Another way to speed things up is with next-generation formats like WebP and JPEG-XR. With these image formats, you can save a lot of space without sacrificing quality. Google’s website optimization guidelines recommend them, so they’re important for SEO too.

There’s an issue with next-generation formats that they’re not supported by all browsers, so you need to prepare a fallback image (like PNG) to use if the user’s browser doesn’t support them.

Caching

Caching involves storing images in a proxy server or browser cache, to make it faster to serve content. Using browser caching can reduce application requests and downloads.

For a proxy server to cache image files, several points of presence (PoP) servers must be configured across the globe. It speeds up page load times because images are served from the closest server If you use an image caching service, you’ll get cached images.

Image caching services preprocess images before caching them so they load faster. This is great if you are using low-performance formats and static images.

Compression

A compression technique reduces the size of an image. There are lossy and lossless compressions.

*Lossy compression reduces file size by getting rid of redundant data. Although this can reduce image file size, it also degrades quality. You can’t undo the compression. Keep a copy of everything you do.

*Lossless compression maximizes quality above size. Using this technique will preserve the file’s quality so that you can restore it later. It won’t reduce the file size much, though.

Resizing

Although the image cannot be compressed completely, the size and resolution still have to be balanced. As the resolution increases, the file size increases. Web pages load slower when high-resolution images are used. If a visitor accesses your website using a mobile device, his or her bandwidth is likely to be limited, which means large images will likely take longer to load.

It is best to strike a balance between image quality and file size. Sizing the image to the smallest size that will still produce the desired visual effect is the best solution. You can also show a thumbnail if you need to display large high-resolution images and download the full image when the user asks for it.

Optimize your image delivery!

It doesn’t matter if your image is optimized by following the steps above. You can improve it further. Images load fast for your users based on server speed and network performance.

Get your image server ready for spikes in traffic and handle three to four times as much traffic as normal. Cached images should always have a cache header so local devices can use them.

Alternatively, you can use a Content Delivery Network. You can get your images to users closer to their locations with a CDN. Your images will load faster on nearby servers. They’re easy to set up and are a great solution for improving image performance.

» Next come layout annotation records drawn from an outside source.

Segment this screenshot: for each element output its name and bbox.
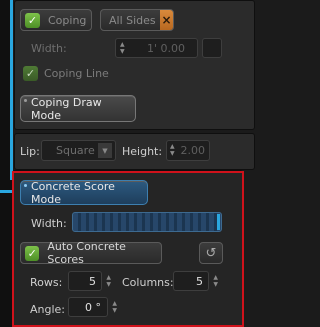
height-label: Height: bbox=[122, 145, 163, 158]
stepper-arrows-icon[interactable]: ▲ ▼ bbox=[213, 274, 218, 288]
stepper-arrows-icon[interactable]: ▲ ▼ bbox=[106, 274, 111, 288]
coping-width-value: 1' 0.00 bbox=[146, 41, 185, 55]
stepper-arrows-icon[interactable]: ▲ ▼ bbox=[170, 143, 175, 157]
check-icon: ✓ bbox=[25, 12, 40, 28]
lip-select[interactable]: Square ▼ bbox=[41, 140, 116, 161]
check-icon[interactable]: ✓ bbox=[23, 66, 38, 81]
rows-value: 5 bbox=[89, 274, 96, 288]
lip-label: Lip: bbox=[20, 145, 40, 158]
coping-width-extra bbox=[202, 38, 222, 58]
coping-label: Coping bbox=[48, 13, 87, 27]
concrete-score-mode-button[interactable]: Concrete Score Mode bbox=[20, 179, 148, 206]
coping-width-field[interactable]: ▲ ▼ 1' 0.00 bbox=[115, 38, 198, 58]
reset-button[interactable]: ↺ bbox=[199, 242, 223, 264]
lip-select-value: Square bbox=[56, 144, 95, 157]
coping-toggle-button[interactable]: ✓ Coping bbox=[20, 9, 92, 31]
connector-line-vertical bbox=[10, 0, 13, 180]
rows-field[interactable]: 5 ▲ ▼ bbox=[68, 271, 111, 291]
refresh-icon: ↺ bbox=[205, 245, 217, 261]
angle-label: Angle: bbox=[30, 303, 66, 316]
height-field[interactable]: ▲ ▼ 2.00 bbox=[166, 140, 210, 161]
score-width-label: Width: bbox=[31, 217, 67, 230]
coping-draw-mode-button[interactable]: Coping Draw Mode bbox=[20, 95, 136, 122]
indicator-dot bbox=[24, 184, 27, 187]
columns-value: 5 bbox=[196, 274, 203, 288]
dropdown-arrow-icon: ▼ bbox=[98, 143, 112, 158]
score-width-slider[interactable] bbox=[72, 212, 222, 232]
height-value: 2.00 bbox=[180, 144, 206, 157]
stepper-arrows-icon[interactable]: ▲ ▼ bbox=[120, 41, 125, 55]
angle-value: 0 ° bbox=[85, 300, 101, 314]
concrete-score-mode-label: Concrete Score Mode bbox=[31, 179, 115, 206]
rows-label: Rows: bbox=[30, 276, 63, 289]
close-icon[interactable]: × bbox=[160, 10, 173, 30]
columns-label: Columns: bbox=[122, 276, 174, 289]
indicator-dot bbox=[24, 99, 27, 102]
coping-line-label: Coping Line bbox=[44, 67, 109, 80]
auto-concrete-scores-button[interactable]: ✓ Auto Concrete Scores bbox=[20, 240, 162, 266]
coping-width-label: Width: bbox=[31, 42, 67, 55]
columns-field[interactable]: 5 ▲ ▼ bbox=[173, 271, 218, 291]
coping-draw-mode-label: Coping Draw Mode bbox=[31, 95, 102, 122]
auto-concrete-scores-label: Auto Concrete Scores bbox=[47, 240, 126, 266]
all-sides-label: All Sides bbox=[109, 13, 156, 27]
slider-thumb[interactable] bbox=[217, 214, 220, 230]
angle-field[interactable]: 0 ° ▲ ▼ bbox=[68, 297, 117, 317]
stepper-arrows-icon[interactable]: ▲ ▼ bbox=[112, 300, 117, 314]
coping-line-row[interactable]: ✓ Coping Line bbox=[23, 66, 109, 81]
check-icon: ✓ bbox=[25, 245, 40, 261]
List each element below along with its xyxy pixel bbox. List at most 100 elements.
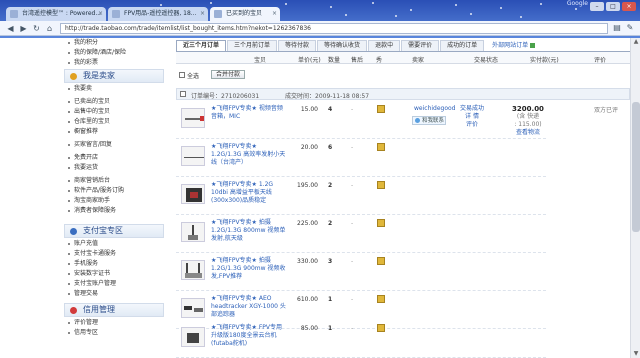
tab-refunding[interactable]: 退款中	[368, 40, 401, 51]
order-checkbox[interactable]	[180, 91, 186, 97]
edit-icon[interactable]	[377, 257, 385, 265]
amount-detail: : 115.00)	[514, 121, 542, 128]
select-all-checkbox[interactable]	[179, 72, 185, 78]
sidebar-link[interactable]: 我要运货	[64, 163, 164, 173]
item-link[interactable]: ★飞翔FPV专卖★ 视频音频音箱，MIC	[211, 105, 286, 121]
sidebar-link[interactable]: 免费开店	[64, 153, 164, 163]
item-link[interactable]: ★飞翔FPV专卖★ 拍摄 1.2G/1.3G 800mw 视频单发射,航天级	[211, 219, 286, 243]
item-thumbnail[interactable]	[181, 327, 205, 347]
sidebar-link[interactable]: 软件产品/服务订购	[64, 186, 164, 196]
column-price: 单价(元)	[298, 57, 321, 64]
maximize-icon[interactable]: □	[606, 2, 620, 11]
column-paid: 实付款(元)	[530, 57, 559, 64]
sidebar-link[interactable]: 手机服务	[64, 259, 164, 269]
item-link[interactable]: ★飞翔FPV专卖★ 1.2G 10dbi 高增益平板天线(300x300)品质稳…	[211, 181, 286, 205]
sidebar-link[interactable]: 评价管理	[64, 318, 164, 328]
scroll-up-icon[interactable]: ▲	[631, 38, 640, 46]
sidebar-link[interactable]: 账户充值	[64, 239, 164, 249]
close-window-icon[interactable]: ×	[622, 2, 636, 11]
sidebar-link[interactable]: 商家营销后台	[64, 176, 164, 186]
item-link[interactable]: ★飞翔FPV专卖★ 拍摄 1.2G/1.3G 900mw 视频收发,FPV推荐	[211, 257, 286, 281]
sidebar-section-seller[interactable]: 我是卖家	[64, 69, 164, 83]
column-rate: 评价	[594, 57, 607, 64]
column-show: 秀	[376, 57, 383, 64]
item-link[interactable]: ★飞翔FPV专卖★ 1.2G/1.3G 高效率发射小天线（台湾产）	[211, 143, 286, 167]
close-tab-icon[interactable]: ×	[272, 7, 277, 21]
sidebar-link[interactable]: 我的积分	[64, 38, 164, 48]
merge-pay-button[interactable]: 合并付款	[211, 70, 246, 79]
sidebar-link[interactable]: 我要卖	[64, 84, 164, 94]
window-controls: – □ ×	[590, 2, 636, 11]
order-header: 订单编号：2710206031 成交时间：2009-11-18 08:57	[176, 88, 630, 100]
browser-tab-3[interactable]: 已买到的宝贝 ×	[210, 7, 280, 21]
item-price: 20.00	[300, 144, 318, 151]
star-decoration	[330, 6, 332, 8]
sidebar-link[interactable]: 管理交易	[64, 289, 164, 299]
sidebar-link[interactable]: 支付宝卡通服务	[64, 249, 164, 259]
status-text[interactable]: 交易成功	[452, 105, 492, 113]
close-tab-icon[interactable]: ×	[200, 7, 205, 21]
page-scrollbar[interactable]: ▲ ▼	[630, 38, 640, 358]
sidebar-link[interactable]: 仓库里的宝贝	[64, 117, 164, 127]
browser-tab-1[interactable]: 台湾遥控模型™ : Powered... ×	[6, 7, 106, 21]
browser-tab-2[interactable]: FPV用品-遥控遥控器, 18... ×	[108, 7, 208, 21]
sidebar-link[interactable]: 消费者保障服务	[64, 206, 164, 216]
item-link[interactable]: ★飞翔FPV专卖★ AEO headtracker XGY-1000 头部追踪器	[211, 295, 286, 319]
sidebar-section-credit[interactable]: 信用管理	[64, 303, 164, 317]
item-link[interactable]: ★飞翔FPV专卖★ FPV专用升级版180度全景云台机 (futaba舵机)	[211, 324, 286, 348]
back-arrow-icon[interactable]: ◀	[6, 24, 15, 33]
item-thumbnail[interactable]	[181, 222, 205, 242]
item-thumbnail[interactable]	[181, 260, 205, 280]
wrench-icon[interactable]: ✎	[625, 23, 635, 33]
sidebar-link[interactable]: 安装数字证书	[64, 269, 164, 279]
sidebar-link[interactable]: 信用专区	[64, 328, 164, 338]
item-thumbnail[interactable]	[181, 146, 205, 166]
close-tab-icon[interactable]: ×	[98, 7, 103, 21]
sidebar-link[interactable]: 橱窗推荐	[64, 127, 164, 137]
address-bar[interactable]: http://trade.taobao.com/trade/itemlist/l…	[60, 23, 608, 34]
star-decoration	[500, 7, 502, 9]
forward-arrow-icon[interactable]: ▶	[19, 24, 28, 33]
tab-awaiting-payment[interactable]: 等待付款	[278, 40, 317, 51]
item-thumbnail[interactable]	[181, 298, 205, 318]
order-status: 交易成功 详 情 评价	[452, 105, 492, 129]
logistics-link[interactable]: 查看物流	[498, 129, 558, 137]
page-menu-icon[interactable]: ▤	[612, 23, 622, 33]
tab-awaiting-receipt[interactable]: 等待确认收货	[317, 40, 368, 51]
tab-older-orders[interactable]: 三个月前订单	[227, 40, 278, 51]
star-decoration	[160, 4, 162, 6]
item-thumbnail[interactable]	[181, 184, 205, 204]
tab-successful[interactable]: 成功的订单	[440, 40, 485, 51]
item-qty: 3	[328, 258, 333, 265]
edit-icon[interactable]	[377, 295, 385, 303]
edit-icon[interactable]	[377, 219, 385, 227]
tab-to-review[interactable]: 需要评价	[401, 40, 440, 51]
item-thumbnail[interactable]	[181, 108, 205, 128]
sidebar-link[interactable]: 我的彩票	[64, 58, 164, 68]
section-title: 信用管理	[83, 305, 115, 314]
minimize-icon[interactable]: –	[590, 2, 604, 11]
edit-icon[interactable]	[377, 181, 385, 189]
edit-icon[interactable]	[377, 324, 385, 332]
tab-external-orders[interactable]: 外部网站订单	[485, 40, 543, 51]
sidebar-link[interactable]: 已卖出的宝贝	[64, 97, 164, 107]
rate-link[interactable]: 评价	[452, 121, 492, 129]
sidebar-link[interactable]: 淘宝商家助手	[64, 196, 164, 206]
item-aftersale: -	[351, 220, 354, 227]
seller-link[interactable]: weichidegood	[414, 105, 456, 112]
scroll-down-icon[interactable]: ▼	[631, 350, 640, 358]
details-link[interactable]: 详 情	[452, 113, 492, 121]
sidebar-link[interactable]: 支付宝账户管理	[64, 279, 164, 289]
edit-icon[interactable]	[377, 143, 385, 151]
sidebar-link[interactable]: 我的保障/酒店/保险	[64, 48, 164, 58]
sidebar-section-alipay[interactable]: 支付宝专区	[64, 224, 164, 238]
contact-seller-button[interactable]: 和我联系	[412, 116, 446, 125]
reload-icon[interactable]: ↻	[32, 24, 41, 33]
home-icon[interactable]: ⌂	[45, 24, 54, 33]
scrollbar-thumb[interactable]	[632, 102, 640, 232]
edit-icon[interactable]	[377, 105, 385, 113]
tab-recent-orders[interactable]: 近三个月订单	[176, 40, 227, 51]
order-item: ★飞翔FPV专卖★ 1.2G/1.3G 高效率发射小天线（台湾产） 20.00 …	[176, 139, 546, 177]
sidebar-link[interactable]: 出售中的宝贝	[64, 107, 164, 117]
sidebar-link[interactable]: 买家留言/回复	[64, 140, 164, 150]
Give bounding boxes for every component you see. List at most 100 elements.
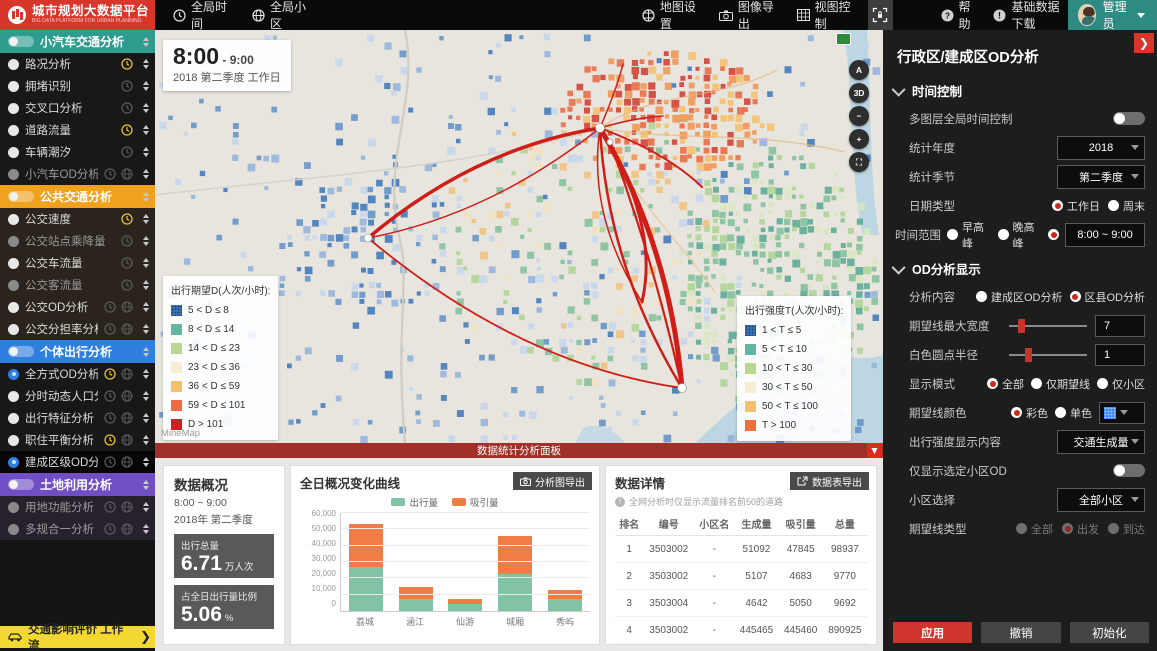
item-radio[interactable] xyxy=(8,103,19,114)
layer-sort-icon[interactable] xyxy=(143,347,149,357)
layer-sort-icon[interactable] xyxy=(143,369,149,379)
globe-icon[interactable] xyxy=(121,323,133,335)
undo-button[interactable]: 撤销 xyxy=(981,622,1060,643)
sidebar-item[interactable]: 公交OD分析 xyxy=(0,296,155,318)
item-radio[interactable] xyxy=(8,81,19,92)
sidebar-item[interactable]: 交叉口分析 xyxy=(0,97,155,119)
item-radio[interactable] xyxy=(8,524,19,535)
section-od-display[interactable]: OD分析显示 xyxy=(883,249,1157,282)
zone-select[interactable]: 全部小区 xyxy=(1057,488,1145,512)
help-button[interactable]: ? 帮助 xyxy=(941,0,976,30)
clock-icon[interactable] xyxy=(121,124,133,136)
clock-icon[interactable] xyxy=(121,80,133,92)
globe-icon[interactable] xyxy=(121,368,133,380)
clock-icon[interactable] xyxy=(121,213,133,225)
globe-icon[interactable] xyxy=(121,501,133,513)
base-data-download-button[interactable]: ! 基础数据下载 xyxy=(993,0,1068,30)
sidebar-item[interactable]: 全方式OD分析 xyxy=(0,363,155,385)
time-range-input[interactable]: 8:00 ~ 9:00 xyxy=(1065,223,1145,247)
layer-sort-icon[interactable] xyxy=(143,280,149,290)
layer-sort-icon[interactable] xyxy=(143,457,149,467)
map-canvas[interactable]: 8:00 - 9:00 2018 第二季度 工作日 出行期望D(人次/小时): … xyxy=(155,30,883,443)
global-time-button[interactable]: 全局时间 xyxy=(173,0,228,30)
view-control-button[interactable]: 视图控制 xyxy=(797,0,852,30)
layer-sort-icon[interactable] xyxy=(143,413,149,423)
clock-icon[interactable] xyxy=(104,301,116,313)
globe-icon[interactable] xyxy=(121,412,133,424)
line-type-arrival[interactable]: 到达 xyxy=(1108,521,1145,537)
day-type-weekend[interactable]: 周末 xyxy=(1108,198,1145,214)
reset-button[interactable]: 初始化 xyxy=(1070,622,1149,643)
line-color-mono[interactable]: 单色 xyxy=(1055,405,1092,421)
clock-icon[interactable] xyxy=(121,102,133,114)
clock-icon[interactable] xyxy=(121,235,133,247)
item-radio[interactable] xyxy=(8,280,19,291)
sidebar-item[interactable]: 分时动态人口分析 xyxy=(0,385,155,407)
globe-icon[interactable] xyxy=(121,301,133,313)
sidebar-section-header[interactable]: 小汽车交通分析 xyxy=(0,30,155,53)
clock-icon[interactable] xyxy=(121,146,133,158)
section-time-control[interactable]: 时间控制 xyxy=(883,71,1157,104)
sidebar-item[interactable]: 公交分担率分析 xyxy=(0,318,155,340)
line-type-departure[interactable]: 出发 xyxy=(1062,521,1099,537)
sidebar-item[interactable]: 车辆潮汐 xyxy=(0,141,155,163)
layer-sort-icon[interactable] xyxy=(143,214,149,224)
item-radio[interactable] xyxy=(8,369,19,380)
layer-sort-icon[interactable] xyxy=(143,391,149,401)
user-menu[interactable]: 管理员 xyxy=(1068,0,1157,30)
item-radio[interactable] xyxy=(8,214,19,225)
slider-thumb[interactable] xyxy=(1025,348,1032,362)
clock-icon[interactable] xyxy=(104,523,116,535)
layer-sort-icon[interactable] xyxy=(143,524,149,534)
time-range-evening-peak[interactable]: 晚高峰 xyxy=(998,219,1043,251)
map-settings-button[interactable]: 地图设置 xyxy=(642,0,697,30)
table-row[interactable]: 13503002-510924784598937 xyxy=(615,536,867,563)
clock-icon[interactable] xyxy=(121,279,133,291)
layer-sort-icon[interactable] xyxy=(143,81,149,91)
line-color-multi[interactable]: 彩色 xyxy=(1011,405,1048,421)
dot-radius-slider[interactable] xyxy=(1009,354,1087,356)
layer-sort-icon[interactable] xyxy=(143,302,149,312)
clock-icon[interactable] xyxy=(104,501,116,513)
bar-group[interactable] xyxy=(399,587,433,612)
content-district-od[interactable]: 区县OD分析 xyxy=(1070,289,1146,305)
line-type-all[interactable]: 全部 xyxy=(1016,521,1053,537)
item-radio[interactable] xyxy=(8,258,19,269)
globe-icon[interactable] xyxy=(121,168,133,180)
chart-export-button[interactable]: 分析图导出 xyxy=(513,472,592,490)
clock-icon[interactable] xyxy=(104,434,116,446)
sidebar-item[interactable]: 多规合一分析 xyxy=(0,518,155,540)
stat-season-select[interactable]: 第二季度 xyxy=(1057,165,1145,189)
item-radio[interactable] xyxy=(8,147,19,158)
clock-icon[interactable] xyxy=(104,323,116,335)
apply-button[interactable]: 应用 xyxy=(893,622,972,643)
locate-a-button[interactable]: A xyxy=(849,60,869,80)
chart-legend-item[interactable]: 吸引量 xyxy=(452,495,499,509)
intensity-content-select[interactable]: 交通生成量 xyxy=(1057,430,1145,454)
table-row[interactable]: 43503002-445465445460890925 xyxy=(615,617,867,644)
sidebar-item[interactable]: 公交车流量 xyxy=(0,252,155,274)
sidebar-item[interactable]: 公交速度 xyxy=(0,208,155,230)
sidebar-item[interactable]: 职住平衡分析 xyxy=(0,429,155,451)
sidebar-item[interactable]: 公交站点乘降量 xyxy=(0,230,155,252)
layer-sort-icon[interactable] xyxy=(143,147,149,157)
layer-sort-icon[interactable] xyxy=(143,324,149,334)
item-radio[interactable] xyxy=(8,125,19,136)
section-toggle[interactable] xyxy=(8,479,34,490)
dot-radius-value[interactable]: 1 xyxy=(1095,344,1145,366)
item-radio[interactable] xyxy=(8,413,19,424)
layer-sort-icon[interactable] xyxy=(143,502,149,512)
time-range-morning-peak[interactable]: 早高峰 xyxy=(947,219,992,251)
clock-icon[interactable] xyxy=(104,412,116,424)
time-range-custom-radio[interactable] xyxy=(1048,229,1059,240)
clock-icon[interactable] xyxy=(121,257,133,269)
item-radio[interactable] xyxy=(8,169,19,180)
stats-panel-bar[interactable]: 数据统计分析面板 ▼ xyxy=(155,443,883,458)
item-radio[interactable] xyxy=(8,435,19,446)
zoom-out-button[interactable]: − xyxy=(849,106,869,126)
item-radio[interactable] xyxy=(8,59,19,70)
bar-group[interactable] xyxy=(349,524,383,611)
layer-sort-icon[interactable] xyxy=(143,480,149,490)
3d-button[interactable]: 3D xyxy=(849,83,869,103)
mode-zones-only[interactable]: 仅小区 xyxy=(1097,376,1145,392)
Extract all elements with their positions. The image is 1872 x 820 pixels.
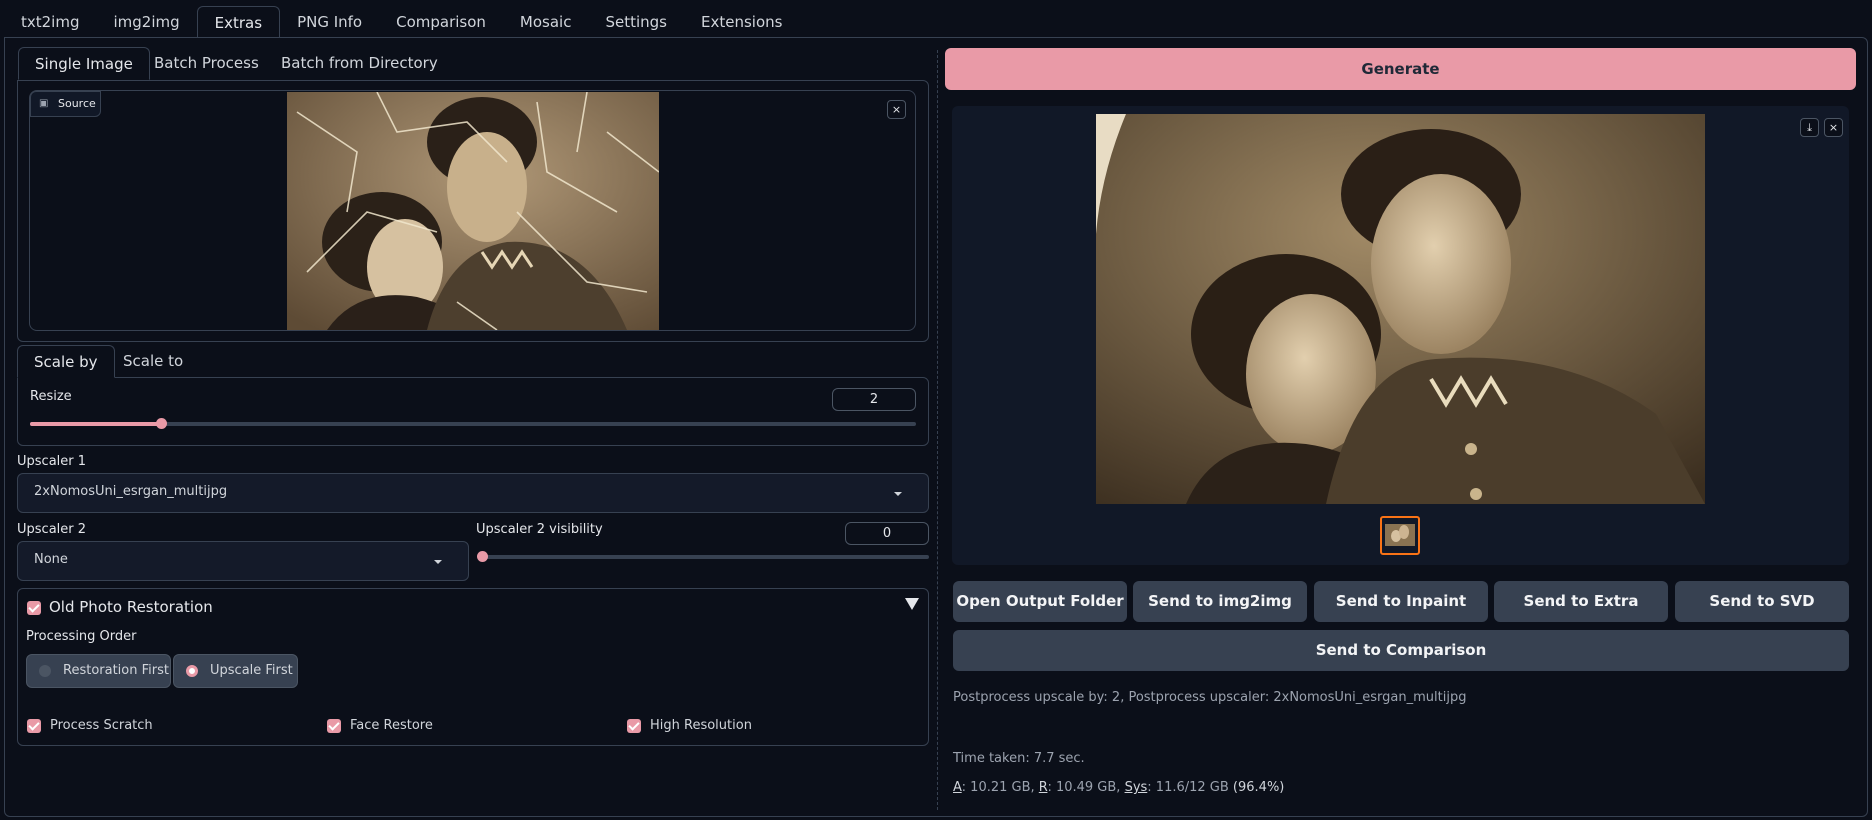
tab-extras[interactable]: Extras bbox=[196, 6, 281, 38]
tab-settings[interactable]: Settings bbox=[588, 6, 684, 38]
radio-restoration-first-label: Restoration First bbox=[63, 663, 169, 678]
image-icon: ▣ bbox=[39, 98, 49, 109]
time-taken: Time taken: 7.7 sec. bbox=[953, 751, 1085, 766]
send-to-inpaint-button[interactable]: Send to Inpaint bbox=[1314, 581, 1488, 622]
resize-number-input[interactable]: 2 bbox=[832, 388, 916, 411]
source-photo bbox=[287, 92, 659, 330]
high-resolution-label: High Resolution bbox=[650, 718, 752, 733]
column-divider[interactable] bbox=[937, 50, 938, 810]
tab-single-image[interactable]: Single Image bbox=[18, 47, 150, 80]
memory-stats: A: 10.21 GB, R: 10.49 GB, Sys: 11.6/12 G… bbox=[953, 780, 1284, 795]
old-photo-restoration-checkbox[interactable] bbox=[27, 601, 41, 615]
thumbnail-image bbox=[1385, 524, 1415, 546]
upscaler1-value: 2xNomosUni_esrgan_multijpg bbox=[34, 484, 228, 499]
send-to-extra-button[interactable]: Send to Extra bbox=[1494, 581, 1668, 622]
tab-comparison[interactable]: Comparison bbox=[379, 6, 503, 38]
resize-slider[interactable] bbox=[30, 418, 916, 429]
tab-batch-from-directory[interactable]: Batch from Directory bbox=[265, 47, 454, 80]
caret-down-icon bbox=[894, 492, 902, 496]
tab-scale-to[interactable]: Scale to bbox=[107, 345, 199, 378]
source-label-badge: ▣ Source bbox=[30, 91, 101, 117]
mem-r-value: : 10.49 GB, bbox=[1047, 780, 1125, 795]
send-to-svd-button[interactable]: Send to SVD bbox=[1675, 581, 1849, 622]
upscaler2-dropdown[interactable]: None bbox=[17, 541, 469, 581]
mem-percent: (96.4%) bbox=[1232, 780, 1285, 795]
tab-extensions[interactable]: Extensions bbox=[684, 6, 799, 38]
resize-slider-fill bbox=[30, 422, 161, 426]
source-label: Source bbox=[58, 97, 96, 110]
high-resolution-checkbox[interactable] bbox=[627, 719, 641, 733]
radio-upscale-first-label: Upscale First bbox=[210, 663, 293, 678]
tab-png-info[interactable]: PNG Info bbox=[280, 6, 379, 38]
radio-restoration-first[interactable]: Restoration First bbox=[26, 654, 171, 688]
process-scratch-label: Process Scratch bbox=[50, 718, 153, 733]
upscaler2-visibility-slider[interactable] bbox=[477, 551, 929, 562]
upscaler2-visibility-slider-thumb[interactable] bbox=[477, 551, 488, 562]
generate-button[interactable]: Generate bbox=[945, 48, 1856, 90]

Try loading lower quality images with the Blur method

The speed of your site can still slow down if you have large file sizes or lots of images, even after all the previous optimization steps. Trying to optimize not just images but also load times can make visitors think your site is loading faster.

Let’s make it look like your photos are loading faster so your users don’t just stare at a blank page.
Load a Lower Quality Image (LQI) for this. It’ll show a smaller version of the image while it loads, so you can look at it while you wait. This makes it look like the page loads faster, even though everything is loading just as fast.
**
Use lazy loading to load your images.**

One more trick you can use to give the impression that images are loading faster: Lazy loading. You start at the top of the page when someone lands on your site.
They’ll probably scroll the whole thing, especially if they’re engaged. Rather than loading all the images at once, lazy loading relies on the assumption that users care most about what they can see.

As a result, the images inside their browser view have a full load first, while the rest load a placeholder until the user scrolls over to that area of the page.